Find Tourism and Travel partners in Botswana
The travel and tourism sector in Botswana contributed BWP8,150.2m to the economy in 2011. The industry supported 45,000 jobs, including those supported indirectly, accounting for 7.6% of total employment (World Travel and Tourism Council – WTTC 2011). This placed it 124th in the world (out of 181 countries) in terms of the industry’s relative contribution to the economy, with a 6.5% share of GDP, compared to the world average of 14% (WTTC 20122). In 2010 the country saw 2,145,000 tourist arrivals. The largest source market of visitors is other African nations, dominated by Zimbabwe and South Africa. The overseas visitor market is predominantly from the UK and the United States. In 2011 visitor exports generated BWP6,496.1m, constituting 15.3% of total exports from the country. The government has reformed its tourism law as part of efforts to tighten control over the industry players. In 2010 this saw the country’s official tourism board change from the Botswana Tourism Board to the Botswana Tourism Organisation, which acts as a separate organisation, mostly independent from government duties. It markets the country, classifies travel accommodation facilities, including an eco-certification system, and promotes investment in the travel and tourism industry. The industry is overseen by the Ministry of Environment, Wildlife and Tourism. Workers within the sector are represented by the Hospitality and Tourism Association of Botswana.
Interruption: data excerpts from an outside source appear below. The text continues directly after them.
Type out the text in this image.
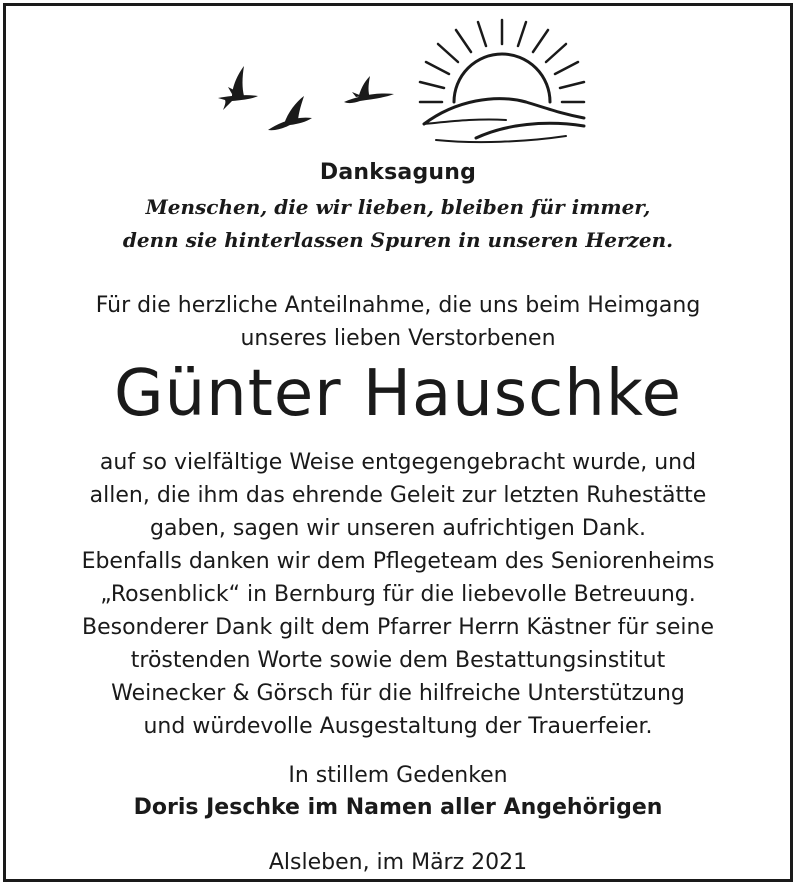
Danksagung
Menschen, die wir lieben, bleiben für immer,
denn sie hinterlassen Spuren in unseren Herzen.
Für die herzliche Anteilnahme, die uns beim Heimgang
unseres lieben Verstorbenen
Günter Hauschke
auf so vielfältige Weise entgegengebracht wurde, und
allen, die ihm das ehrende Geleit zur letzten Ruhestätte
gaben, sagen wir unseren aufrichtigen Dank.
Ebenfalls danken wir dem Pflegeteam des Seniorenheims
„Rosenblick“ in Bernburg für die liebevolle Betreuung.
Besonderer Dank gilt dem Pfarrer Herrn Kästner für seine
tröstenden Worte sowie dem Bestattungsinstitut
Weinecker & Görsch für die hilfreiche Unterstützung
und würdevolle Ausgestaltung der Trauerfeier.
In stillem Gedenken
Doris Jeschke im Namen aller Angehörigen
Alsleben, im März 2021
The principal tourist attractions in Botswana are its game reserves, which offer a variety of different types of safari, including hunting and photographic safaris, and provide the primary source of revenue from tourism. Another major attraction is the Okavango Delta, which has numerous waterways, islands and lakes during the rainy season. The country offers diverse and striking landscapes (including the Kalahari Desert, the Chobe River and the Makgadikgadi pans). With 17% of the country defined as protected areas and a further 22% designated wildlife-management areas, the potential for safari and ecotourism is expansive. The country promotes sustainable ecotourism and places a high priority on protection of its game reserves and national parks, such as Central Kalahari Game Reserve, Chobe National Park and Kgalagadi Transfrontier Park. There is a booming tourism sector in Maun and Kasane, while tour operators, mobile-safari companies, lodges and camps, tour-guiding and catering services are rapidly increasing and offer great potential for investment.
Investment in the travel and tourism industry in 2011 was BWP1,181m, constituting 6.3% of total investment. This was expected to rise by 6.1% in 2012, and then continue to grow by 4.6% pa over the following ten years, reaching BWP1,973.5m by 2022.